Operational stations in different countries
| Country | 2019 | 2020 | 2021 | 2022 | 2023 |
|---|---|---|---|---|---|
| Netherlands | 98 | 105 | 132 | 151 | 168 |
| Germany | 15 | 19 | 31 | 37 | 39 |
| United Kingdom | 1 | 6 | 8 | 12 | 20 |
| Belgium |  | 2 | 9 | 18 | 24 |
| Switzerland |  | 2 | 2 | 3 | 7 |
| France |  |  | 6 | 23 | 38 |
| Denmark |  |  |  |  | 1 |

== Finances ==
Fastned's revenue had been close to zero during its initial years due to a low number of customers. In recent years, it has increased to €36 million (2022). The company has never turned a profit due to its continuing expansion.

| Year | Revenue in mil. EUR | Net income in mil. EUR | Total assets in mil. EUR | Employees on average, FTE | Number of charging stations | Electricity delivered in GWh |
|---|---|---|---|---|---|---|
| 2012 | 0.00 | –0.3 | 0.2 | 2 | 0 | 0 |
| 2013 | 0.00 | –0.8 | 3.0 | 14 | 5 | 0.002 |
| 2014 | 0.01 | –2.2 | 7.6 | 19 | 19 | 0.038 |
| 2015 | 0.1 | –4.0 | 16.7 | 24 | 50 | 0.129 |
| 2016 | 0.3 | –5.1 | 18.6 | 21 | 57 | 0.460 |
| 2017 | 0.6 | –5.0 | 33.0 | 24 | 63 | 1.006 |
| 2018 | 1.6 | –6.5 | 40.7 | 40 | 85 | 2.903 |
| 2019 | 6.4 | –12.0 | 57.6 | 47 | 114 | 7.969 |
| 2020 | 6.9 | –12.4 | 80.3 | 54 | 131 | 11.044 |
| 2021 | 12.4 | –24.6 | 214.6 | 76 | 188 | 20.9 |
| 2022 | 36 | –22.2 | 315.2 | 114 | 244 | 51.9 |
| 2023 | 60.5 | –19.2 | 357.5 | 204 | 297 | 99.6 |

== Lawsuits ==
Fastned has been involved in a number of lawsuits concerning permits to operate at rest areas.

=== Initial permit ===
A number of gas station operators sued the Dutch government in 2013 after Fastned had received its permit to operate charging stations at rest areas. They claimed Fastned should not have been given the permit, as existent gas stations at rest areas had been given the exclusive right to sell fuel at those places. A judge upheld Fastned's permit in July 2013 stating that the agreement between the government and the gas stations only concerns fossil fuels.

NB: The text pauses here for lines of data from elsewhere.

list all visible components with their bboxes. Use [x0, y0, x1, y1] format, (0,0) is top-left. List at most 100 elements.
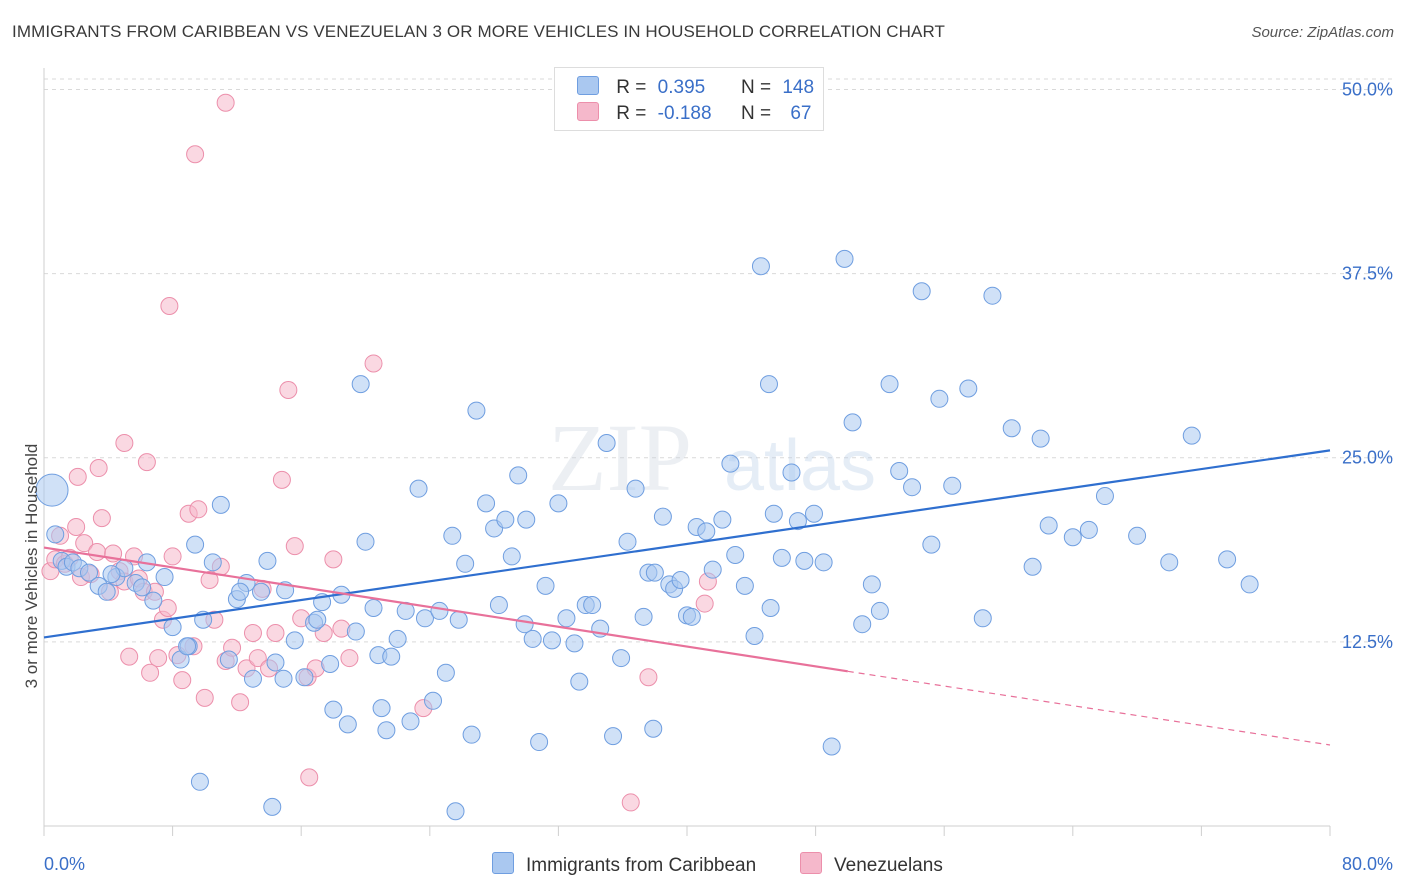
- caribbean-point: [155, 568, 174, 587]
- legend-r-label: R =: [616, 77, 647, 98]
- caribbean-point: [835, 249, 854, 268]
- venezuelans-point: [200, 570, 219, 589]
- venezuelans-point: [621, 793, 640, 812]
- caribbean-point: [231, 582, 250, 601]
- caribbean-point: [477, 494, 496, 513]
- venezuelans-point: [324, 550, 343, 569]
- y-tick-label: 37.5%: [1342, 264, 1393, 284]
- legend-row-caribbean: R = 0.395 N = 148: [577, 76, 814, 100]
- bottom-legend-label-caribbean: Immigrants from Caribbean: [526, 855, 757, 876]
- legend-r-label: R =: [616, 103, 647, 124]
- caribbean-point: [1095, 487, 1114, 506]
- venezuelans-point: [89, 459, 108, 478]
- caribbean-point: [530, 733, 549, 752]
- caribbean-point: [644, 719, 663, 738]
- caribbean-point: [401, 712, 420, 731]
- caribbean-point: [372, 699, 391, 718]
- legend-r-value: -0.188: [657, 103, 712, 124]
- caribbean-point: [295, 668, 314, 687]
- caribbean-point: [912, 282, 931, 301]
- caribbean-point: [496, 510, 515, 529]
- caribbean-point: [346, 622, 365, 641]
- venezuelans-trend-line: [43, 546, 848, 673]
- caribbean-point: [759, 375, 778, 394]
- caribbean-point: [612, 649, 631, 668]
- caribbean-point: [862, 575, 881, 594]
- bottom-legend-swatch-caribbean: [492, 852, 514, 874]
- bottom-legend-swatch-venezuelans: [800, 852, 822, 874]
- caribbean-point: [761, 598, 780, 617]
- caribbean-point: [943, 476, 962, 495]
- caribbean-point: [203, 553, 222, 572]
- x-tick-label: 0.0%: [44, 854, 85, 874]
- caribbean-point: [163, 618, 182, 637]
- caribbean-point: [436, 663, 455, 682]
- caribbean-point: [721, 454, 740, 473]
- legend-r-value: 0.395: [657, 77, 706, 98]
- legend-n-label: N =: [740, 77, 772, 98]
- caribbean-point: [1240, 575, 1259, 594]
- venezuelans-point: [92, 509, 111, 528]
- venezuelans-point: [695, 594, 714, 613]
- venezuelans-point: [88, 543, 107, 562]
- caribbean-point: [321, 654, 340, 673]
- venezuelans-point: [272, 470, 291, 489]
- caribbean-point: [870, 601, 889, 620]
- legend-swatch-venezuelans: [577, 102, 599, 121]
- venezuelans-point: [285, 537, 304, 556]
- venezuelans-point: [158, 598, 177, 617]
- caribbean-point: [703, 560, 722, 579]
- caribbean-point: [377, 721, 396, 740]
- caribbean-point: [388, 629, 407, 648]
- bottom-legend-venezuelans: Venezuelans: [800, 852, 943, 877]
- caribbean-point: [626, 479, 645, 498]
- caribbean-point: [682, 607, 701, 626]
- venezuelans-point: [68, 467, 87, 486]
- grid-lines: [44, 78, 1392, 643]
- caribbean-point: [788, 512, 807, 531]
- caribbean-point: [795, 551, 814, 570]
- caribbean-point: [509, 466, 528, 485]
- caribbean-point: [456, 554, 475, 573]
- venezuelans-point: [639, 668, 658, 687]
- caribbean-point: [903, 478, 922, 497]
- caribbean-point: [502, 547, 521, 566]
- caribbean-point: [604, 727, 623, 746]
- venezuelans-point: [67, 517, 86, 536]
- caribbean-point: [536, 576, 555, 595]
- caribbean-point: [424, 691, 443, 710]
- caribbean-point: [930, 389, 949, 408]
- venezuelans-point: [332, 619, 351, 638]
- caribbean-point: [653, 507, 672, 526]
- caribbean-point: [190, 772, 209, 791]
- caribbean-point: [772, 548, 791, 567]
- caribbean-points: [35, 249, 1259, 821]
- caribbean-point: [745, 626, 764, 645]
- y-axis-label: 3 or more Vehicles in Household: [22, 444, 41, 689]
- venezuelans-point: [279, 380, 298, 399]
- caribbean-point: [959, 379, 978, 398]
- y-tick-label: 25.0%: [1342, 448, 1393, 468]
- caribbean-point: [1218, 550, 1237, 569]
- caribbean-point: [382, 647, 401, 666]
- stats-legend: R = 0.395 N = 148 R = -0.188 N = 67: [554, 67, 824, 131]
- venezuelans-trend-extension: [847, 670, 1331, 746]
- caribbean-point: [102, 565, 121, 584]
- caribbean-point: [1063, 528, 1082, 547]
- trend-lines: [43, 449, 1331, 746]
- caribbean-point: [46, 525, 65, 544]
- caribbean-point: [351, 375, 370, 394]
- caribbean-point: [751, 257, 770, 276]
- caribbean-point: [973, 609, 992, 628]
- watermark-zip: ZIP: [548, 404, 692, 511]
- caribbean-point: [80, 563, 99, 582]
- caribbean-point: [1079, 520, 1098, 539]
- venezuelans-point: [120, 647, 139, 666]
- venezuelans-point: [149, 649, 168, 668]
- caribbean-point: [634, 607, 653, 626]
- caribbean-point: [258, 551, 277, 570]
- caribbean-point: [449, 610, 468, 629]
- caribbean-point: [853, 615, 872, 634]
- caribbean-point: [415, 609, 434, 628]
- caribbean-point: [266, 653, 285, 672]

=== Amenities at charging stations ===
When Fastned wanted to add toilets and convenience stores at some of their locations, Rijkswaterstaat, the owner of the land of rest areas, did not grant the necessary permits. The government agency considered it inappropriate and unsafe to have some amenities twice at a single rest area. Fastned subsequently went to court in 2017 and won the case, as the judge found that Rijkswaterstaat provided insufficient support for its claim. Rijkswaterstaat appealed the decision, but lost again in 2019 at the Council of State, forcing the agency to grant a permit or to come up with better reasons for another denial.

=== Royal Dutch Shell ===
After Royal Dutch Shell announced in 2017 it would place charging stations at some of its locations, Fastned filed a number of lawsuits trying to prevent this in December. Some of those charging stations were to be located at rest areas already having a Fastned location. Fastned did not manage to prevent the placement through the cases, in which it raised safety concerns and argued Shell could not sell electricity with its permit to sell fuel.